A New and Improved War on Drugs?

The assumptions behind U.S. drug policy are sadly out of date, a new study finds.

Researchers from Rice University's Baker Institute would like to transform the nation's War on Drugs into a policy that does a better job. Their new report, “Rx for U.S. Drug Policy: A New Paradigm,” cites over 40 years of drug research supporting the position that it's well past time we began treating drug abuse as a public health issue instead of as a crime.

Traumatic childhood experience, mental illness and economic insecurity are more significant predictors of substance abuse than availability of the drugs.

Many of the same conclusions were also reached by the Shafer Commission Report, which was issued in the early 1970s. Back then, our leaders responded by declaring zero tolerance for illicit drug use and appointing Elvis Presley as a special agent in the Bureau of Narcotics and Dangerous Drugs — the first skirmishes of the War on Drugs. The Rice researchers are hoping for a more informed response this time around.

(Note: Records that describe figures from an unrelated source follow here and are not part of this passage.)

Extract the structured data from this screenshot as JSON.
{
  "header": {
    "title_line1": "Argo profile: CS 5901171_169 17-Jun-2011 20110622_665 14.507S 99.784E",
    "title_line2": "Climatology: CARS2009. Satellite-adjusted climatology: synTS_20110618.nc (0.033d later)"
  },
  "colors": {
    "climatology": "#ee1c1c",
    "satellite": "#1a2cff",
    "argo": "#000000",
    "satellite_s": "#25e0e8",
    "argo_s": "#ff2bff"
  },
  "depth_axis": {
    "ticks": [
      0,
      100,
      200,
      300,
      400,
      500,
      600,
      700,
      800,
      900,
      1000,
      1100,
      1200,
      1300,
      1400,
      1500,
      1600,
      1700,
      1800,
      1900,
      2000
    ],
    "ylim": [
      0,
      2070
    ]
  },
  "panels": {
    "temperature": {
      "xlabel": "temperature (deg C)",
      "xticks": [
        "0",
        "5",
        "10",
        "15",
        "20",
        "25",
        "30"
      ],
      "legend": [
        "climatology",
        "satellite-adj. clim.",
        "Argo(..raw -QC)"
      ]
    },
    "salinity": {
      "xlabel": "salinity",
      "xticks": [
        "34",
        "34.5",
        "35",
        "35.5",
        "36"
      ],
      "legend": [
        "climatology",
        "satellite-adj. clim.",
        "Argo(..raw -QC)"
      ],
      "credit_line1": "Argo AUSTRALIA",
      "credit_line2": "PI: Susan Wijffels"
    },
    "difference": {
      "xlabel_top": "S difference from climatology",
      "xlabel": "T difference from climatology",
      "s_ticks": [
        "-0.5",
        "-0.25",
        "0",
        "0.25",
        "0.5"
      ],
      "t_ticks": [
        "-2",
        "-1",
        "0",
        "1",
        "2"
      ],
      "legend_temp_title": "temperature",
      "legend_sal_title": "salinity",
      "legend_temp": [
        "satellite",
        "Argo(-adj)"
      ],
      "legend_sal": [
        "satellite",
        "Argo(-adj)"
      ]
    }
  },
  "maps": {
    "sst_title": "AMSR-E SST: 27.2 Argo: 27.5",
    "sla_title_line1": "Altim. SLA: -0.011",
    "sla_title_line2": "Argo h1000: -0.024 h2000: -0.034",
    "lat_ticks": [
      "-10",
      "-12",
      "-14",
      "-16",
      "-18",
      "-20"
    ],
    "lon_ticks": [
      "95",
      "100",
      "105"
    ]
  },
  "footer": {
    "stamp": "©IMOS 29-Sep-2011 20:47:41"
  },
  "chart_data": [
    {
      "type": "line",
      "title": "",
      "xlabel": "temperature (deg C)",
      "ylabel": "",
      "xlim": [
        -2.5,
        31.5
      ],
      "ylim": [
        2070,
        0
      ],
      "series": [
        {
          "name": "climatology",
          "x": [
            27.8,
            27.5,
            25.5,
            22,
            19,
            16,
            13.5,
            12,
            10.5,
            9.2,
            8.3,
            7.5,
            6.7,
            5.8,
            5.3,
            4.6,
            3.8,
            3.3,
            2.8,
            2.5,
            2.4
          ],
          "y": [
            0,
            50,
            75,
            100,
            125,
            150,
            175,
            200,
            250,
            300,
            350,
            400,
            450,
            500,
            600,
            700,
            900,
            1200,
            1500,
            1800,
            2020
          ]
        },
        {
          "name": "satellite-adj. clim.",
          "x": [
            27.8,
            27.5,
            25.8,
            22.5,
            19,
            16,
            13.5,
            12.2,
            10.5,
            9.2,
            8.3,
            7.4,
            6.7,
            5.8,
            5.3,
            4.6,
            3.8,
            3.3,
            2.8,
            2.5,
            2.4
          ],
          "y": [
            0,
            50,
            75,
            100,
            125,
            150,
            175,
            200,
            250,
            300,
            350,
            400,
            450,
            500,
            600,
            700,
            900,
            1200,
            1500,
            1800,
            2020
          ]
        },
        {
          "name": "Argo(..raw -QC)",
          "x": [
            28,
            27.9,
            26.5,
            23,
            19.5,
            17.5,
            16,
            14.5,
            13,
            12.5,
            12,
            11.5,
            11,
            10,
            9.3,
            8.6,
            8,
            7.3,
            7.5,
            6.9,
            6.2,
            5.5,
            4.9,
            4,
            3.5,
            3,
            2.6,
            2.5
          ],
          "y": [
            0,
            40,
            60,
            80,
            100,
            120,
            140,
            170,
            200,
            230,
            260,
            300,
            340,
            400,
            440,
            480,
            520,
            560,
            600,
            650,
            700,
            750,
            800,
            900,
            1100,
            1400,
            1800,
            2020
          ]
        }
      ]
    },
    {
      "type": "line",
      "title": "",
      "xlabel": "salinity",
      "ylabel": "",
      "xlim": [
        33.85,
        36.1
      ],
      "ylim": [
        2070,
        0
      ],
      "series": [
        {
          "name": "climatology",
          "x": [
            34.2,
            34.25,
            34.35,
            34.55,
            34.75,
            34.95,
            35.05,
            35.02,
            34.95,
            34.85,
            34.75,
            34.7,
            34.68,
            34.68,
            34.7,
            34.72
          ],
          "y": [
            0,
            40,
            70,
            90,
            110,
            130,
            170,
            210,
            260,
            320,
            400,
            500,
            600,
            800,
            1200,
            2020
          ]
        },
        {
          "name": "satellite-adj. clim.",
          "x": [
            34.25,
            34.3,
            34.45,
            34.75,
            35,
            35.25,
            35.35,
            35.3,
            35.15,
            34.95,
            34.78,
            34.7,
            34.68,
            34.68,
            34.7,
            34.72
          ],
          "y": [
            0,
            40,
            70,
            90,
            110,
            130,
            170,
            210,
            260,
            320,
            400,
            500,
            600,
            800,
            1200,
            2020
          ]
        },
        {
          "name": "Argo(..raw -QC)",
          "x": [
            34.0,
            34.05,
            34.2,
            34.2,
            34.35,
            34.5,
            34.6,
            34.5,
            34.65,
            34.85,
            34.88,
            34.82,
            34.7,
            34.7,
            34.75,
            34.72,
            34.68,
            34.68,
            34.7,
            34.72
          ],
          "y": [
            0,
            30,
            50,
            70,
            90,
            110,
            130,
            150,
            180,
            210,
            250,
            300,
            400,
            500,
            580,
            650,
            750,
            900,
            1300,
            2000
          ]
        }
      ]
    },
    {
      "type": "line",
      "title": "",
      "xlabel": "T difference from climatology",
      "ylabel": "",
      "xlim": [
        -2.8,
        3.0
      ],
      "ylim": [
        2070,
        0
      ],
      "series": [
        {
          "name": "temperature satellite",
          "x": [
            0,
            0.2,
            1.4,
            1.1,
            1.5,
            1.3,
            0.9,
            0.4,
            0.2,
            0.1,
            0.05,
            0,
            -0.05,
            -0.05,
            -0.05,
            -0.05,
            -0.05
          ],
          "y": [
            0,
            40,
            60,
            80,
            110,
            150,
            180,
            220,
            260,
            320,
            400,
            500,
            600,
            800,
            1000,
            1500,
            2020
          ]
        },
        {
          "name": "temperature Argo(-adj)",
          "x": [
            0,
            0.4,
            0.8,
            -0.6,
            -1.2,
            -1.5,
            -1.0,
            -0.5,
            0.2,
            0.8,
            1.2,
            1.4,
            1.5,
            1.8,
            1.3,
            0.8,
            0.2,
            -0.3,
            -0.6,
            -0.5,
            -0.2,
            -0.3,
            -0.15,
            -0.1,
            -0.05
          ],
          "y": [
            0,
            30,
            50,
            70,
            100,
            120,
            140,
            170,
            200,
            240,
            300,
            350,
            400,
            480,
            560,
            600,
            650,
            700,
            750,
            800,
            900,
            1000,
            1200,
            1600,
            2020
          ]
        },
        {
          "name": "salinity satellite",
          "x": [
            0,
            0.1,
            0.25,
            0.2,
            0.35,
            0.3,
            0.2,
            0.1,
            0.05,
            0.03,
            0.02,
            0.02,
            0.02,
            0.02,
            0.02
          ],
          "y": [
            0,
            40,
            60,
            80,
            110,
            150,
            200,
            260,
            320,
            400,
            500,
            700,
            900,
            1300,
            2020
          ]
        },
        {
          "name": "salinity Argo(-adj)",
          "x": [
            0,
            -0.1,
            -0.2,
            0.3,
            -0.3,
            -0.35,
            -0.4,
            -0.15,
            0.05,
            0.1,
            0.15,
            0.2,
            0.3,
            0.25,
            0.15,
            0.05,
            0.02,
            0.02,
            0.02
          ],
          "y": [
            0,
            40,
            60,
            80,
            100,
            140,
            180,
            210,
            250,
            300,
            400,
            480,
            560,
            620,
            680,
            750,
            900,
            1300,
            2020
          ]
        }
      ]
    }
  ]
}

The fact that illegal drug use has remained remarkably stable over the last 40 years, despite many media claims of individual drug epidemics, and that most people who experiment with illegal drugs stop taking them fairly quickly are two of the study's findings that contradict the assumptions behind current policy. Like many other risky behaviors, drug use reaches a peak between ages 18 and 20. It then declines sharply by age 26 and drops gradually over the rest of a person's life span.

Over 80% of Americans consider the War on Drugs a failure. Since 1973, an estimated $1 trillion has been spent on eradication, interdiction and incarceration, all for a policy that few believe is working.

Among the study's findings:

  • Alcohol causes far more personal and social damage than any other drug. Illegal drugs comprise less than 20 percent of substance-use disorders in the U.S.
  • Marijuana's reputation as a "gateway" drug is not supported, even for more marijuana use. More than half of respondents under 60 have used it during their lifetime, but fewer than 10 percent use it regularly.
  • Few people progress to harder drugs. Current monthly use of cocaine is 0.6 percent; heroin and methamphetamine only 0.2 percent.
  • Traumatic childhood experience, mental illness and economic insecurity are more significant predictors of substance abuse than availability of the drugs.
  • The report offers drug charts, detailing over 40 years worth of research into how many people take specific drugs and who is doing so. The authors suggest that people simply pick whatever drug interests them the most and dive into its charts. They also provide a 20-page report, their prescription for a new U.S. drug policy.